One-month non-deliverable forwards suggest an opening range of 90.46 to 90.52 against the U.S. dollar. On Friday, the rupee settled at 90.4150, setting the stage for further weakness.
The rupee hit a new all-time low of 90.55 per dollar on Friday. This marked its second consecutive session of record lows. For the week, the currency lost nearly 0.5%, and year-to-date, it is down 5.6%.
A familiar mix of headwinds continues to dominate the landscape. The lack of a U.S. trade deal has sapped overall market sentiment. Concurrently, capital flows remain weak while the trade deficit widens.
A depreciation bias is encouraging importers to step up their hedging activities. This dynamic leaves exporters reluctant to add dollar supply, exacerbating the imbalance. The flow situation has become notably skewed.
A Mumbai-based currency trader highlighted the daily flow imbalance. The order book is stacked with buying interest, they noted. Exporter offers are thin and spaced out, contributing to the pressure.
The Reserve Bank of India has frequently stepped in to slow the rupee’s slide in recent months. However, its support has appeared less forceful since the currency weakened past the 88.80 level. This change in intervention stance adds to the market’s cautious mood.
On Monday, the rupee must contend with poor risk sentiment. Asian equities dipped, tracking the slide in their U.S. peers from Friday. This global backdrop creates a challenging environment for the currency.

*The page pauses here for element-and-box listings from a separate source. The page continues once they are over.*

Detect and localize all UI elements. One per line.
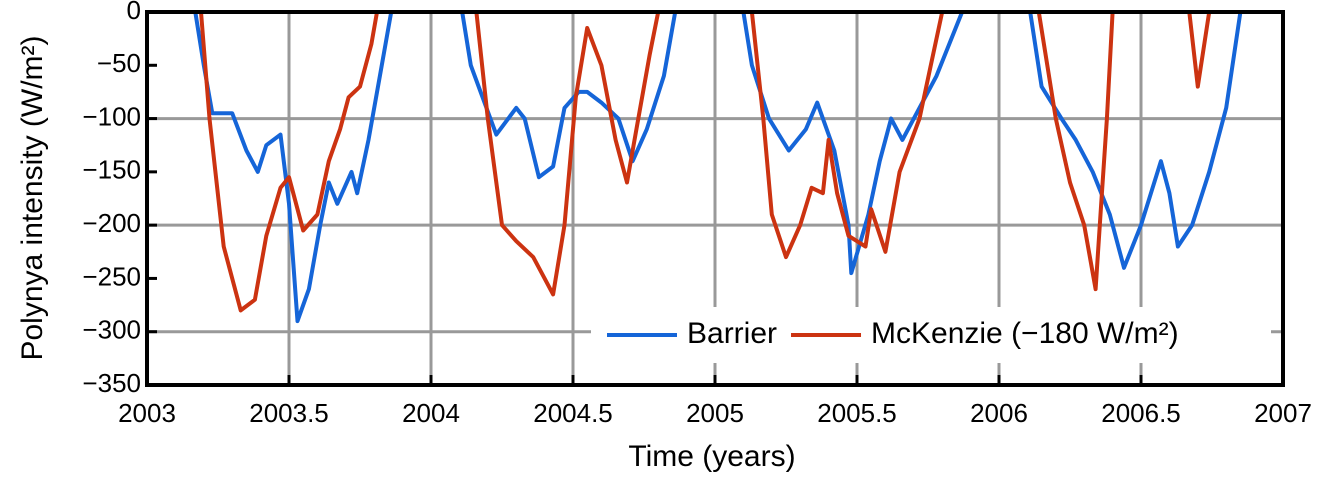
series-line (199, 12, 1212, 313)
x-tick-label: 2005 (686, 398, 744, 428)
legend: Barrier McKenzie (−180 W/m²) (591, 307, 1271, 363)
y-tick-label: −150 (82, 155, 141, 185)
y-tick-label: −350 (82, 368, 141, 398)
x-tick-label: 2003 (118, 398, 176, 428)
x-axis-label: Time (years) (628, 440, 795, 473)
y-tick-label: −250 (82, 261, 141, 291)
x-tick-label: 2007 (1254, 398, 1312, 428)
x-tick-label: 2004.5 (533, 398, 613, 428)
y-tick-label: −100 (82, 101, 141, 131)
legend-label: McKenzie (−180 W/m²) (871, 317, 1179, 350)
y-tick-label: −50 (97, 48, 141, 78)
y-tick-label: −300 (82, 315, 141, 345)
y-axis-label: Polynya intensity (W/m²) (16, 35, 49, 360)
x-tick-label: 2006.5 (1101, 398, 1181, 428)
plot-lines (193, 12, 1243, 324)
ticks: 2003 2003.5 2004 2004.5 2005 2005.5 2006 2006.5… (82, 0, 1312, 428)
y-tick-label: 0 (127, 0, 141, 25)
y-tick-label: −200 (82, 208, 141, 238)
legend-label: Barrier (687, 317, 777, 350)
legend-box (591, 307, 1271, 363)
x-tick-label: 2004 (402, 398, 460, 428)
x-tick-label: 2003.5 (249, 398, 329, 428)
x-tick-label: 2005.5 (817, 398, 897, 428)
series-line (193, 12, 1243, 324)
x-tick-label: 2006 (970, 398, 1028, 428)
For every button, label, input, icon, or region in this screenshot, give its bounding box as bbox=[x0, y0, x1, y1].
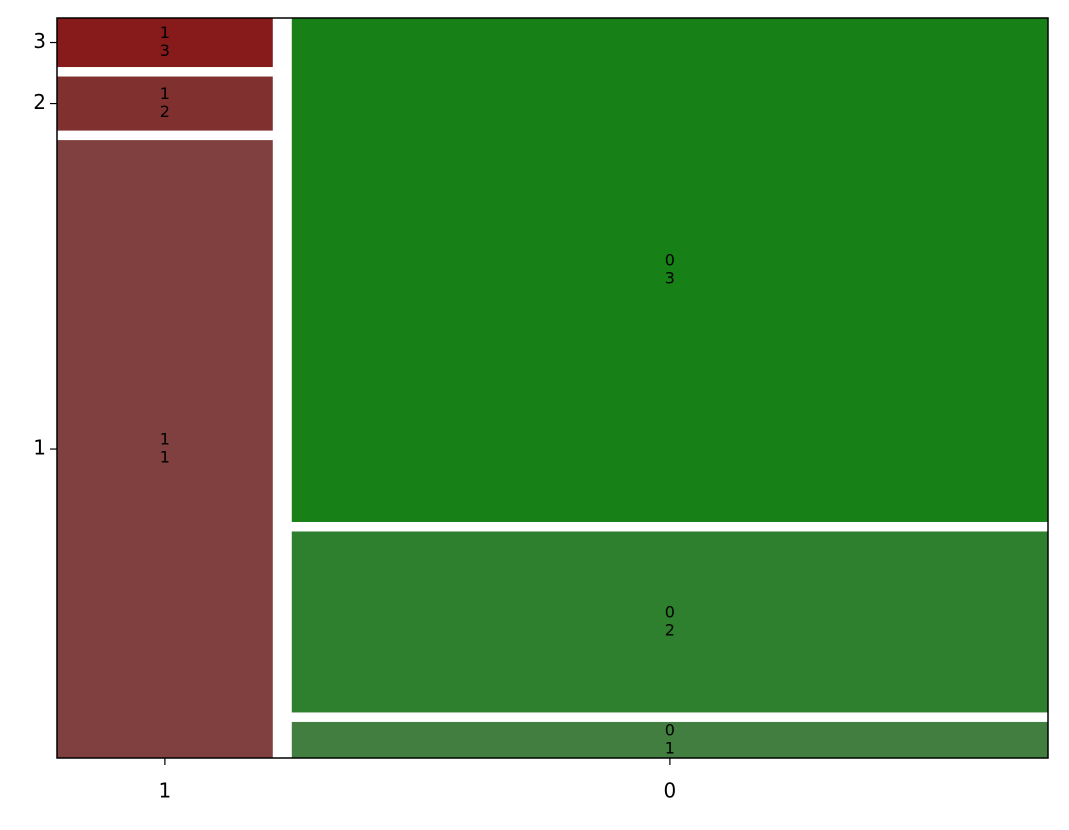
cell-label: 2 bbox=[665, 620, 675, 639]
mosaic-cell bbox=[291, 721, 1048, 758]
mosaic-cell bbox=[291, 531, 1048, 713]
mosaic-cell bbox=[57, 140, 273, 758]
x-tick-label: 0 bbox=[664, 779, 677, 803]
cell-label: 1 bbox=[665, 738, 675, 757]
y-tick-label: 2 bbox=[33, 90, 46, 114]
mosaic-cell bbox=[57, 18, 273, 68]
cell-label: 2 bbox=[160, 102, 170, 121]
mosaic-cell bbox=[291, 18, 1048, 522]
mosaic-cell bbox=[57, 76, 273, 131]
cell-label: 0 bbox=[665, 602, 675, 621]
cell-label: 0 bbox=[665, 720, 675, 739]
cell-label: 3 bbox=[160, 41, 170, 60]
cell-label: 1 bbox=[160, 84, 170, 103]
x-tick-label: 1 bbox=[159, 779, 172, 803]
y-tick-label: 1 bbox=[33, 436, 46, 460]
cell-label: 1 bbox=[160, 448, 170, 467]
y-tick-label: 3 bbox=[33, 29, 46, 53]
cell-label: 3 bbox=[665, 268, 675, 287]
cell-label: 0 bbox=[665, 250, 675, 269]
cell-label: 1 bbox=[160, 23, 170, 42]
axes-frame bbox=[56, 17, 1049, 759]
cell-label: 1 bbox=[160, 430, 170, 449]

While the softer risk tone has so far left most Asian currencies largely unscathed, the rupee may still struggle. Another currency trader pointed out this specific vulnerability. The rupee’s unique flow dynamics set it apart from regional peers.

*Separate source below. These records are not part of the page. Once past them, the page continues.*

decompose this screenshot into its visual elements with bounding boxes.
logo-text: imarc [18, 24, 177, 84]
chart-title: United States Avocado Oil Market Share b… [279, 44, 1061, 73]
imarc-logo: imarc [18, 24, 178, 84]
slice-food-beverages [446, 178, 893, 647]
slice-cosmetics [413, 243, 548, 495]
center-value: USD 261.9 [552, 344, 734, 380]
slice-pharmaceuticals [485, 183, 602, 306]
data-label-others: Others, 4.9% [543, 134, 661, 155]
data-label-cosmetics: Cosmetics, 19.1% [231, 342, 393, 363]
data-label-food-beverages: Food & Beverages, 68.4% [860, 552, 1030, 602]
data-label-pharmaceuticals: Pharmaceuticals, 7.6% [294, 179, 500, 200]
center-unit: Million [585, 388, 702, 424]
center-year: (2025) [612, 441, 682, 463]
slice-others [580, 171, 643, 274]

Attention this week shifts to key central bank meetings. The Bank of Japan is widely expected to raise rates by 25 basis points to 0.75%. The Bank of England is seen delivering an equal-sized cut to 3.75%.
Meanwhile, the European Central Bank is expected to keep its policy rate unchanged. These decisions will influence global currency flows and risk assessment. Their outcomes are crucial for market direction.
A slate of delayed U.S. economic data is also due this week. This includes the November jobs report and the monthly consumer price index. The data, postponed by the federal shutdown, will be closely watched for clues on Federal Reserve policy.
Key indicators paint a clear picture of the pressure. The one-month non-deliverable rupee forward is at 90.75-80. The onshore one-month forward premium stands at 24 paise.
Foreign investor activity shows continued selling pressure. As per NSDL data, foreign investors sold a net $204.9 million worth of Indian shares on December 11. The same data shows they sold a net $15.5 million worth of Indian bonds on the same day.
The combination of fragile risk tone and skewed flows creates a perfect storm. The rupee’s trajectory remains heavily dependent on these external and internal factors. Market participants are bracing for continued volatility.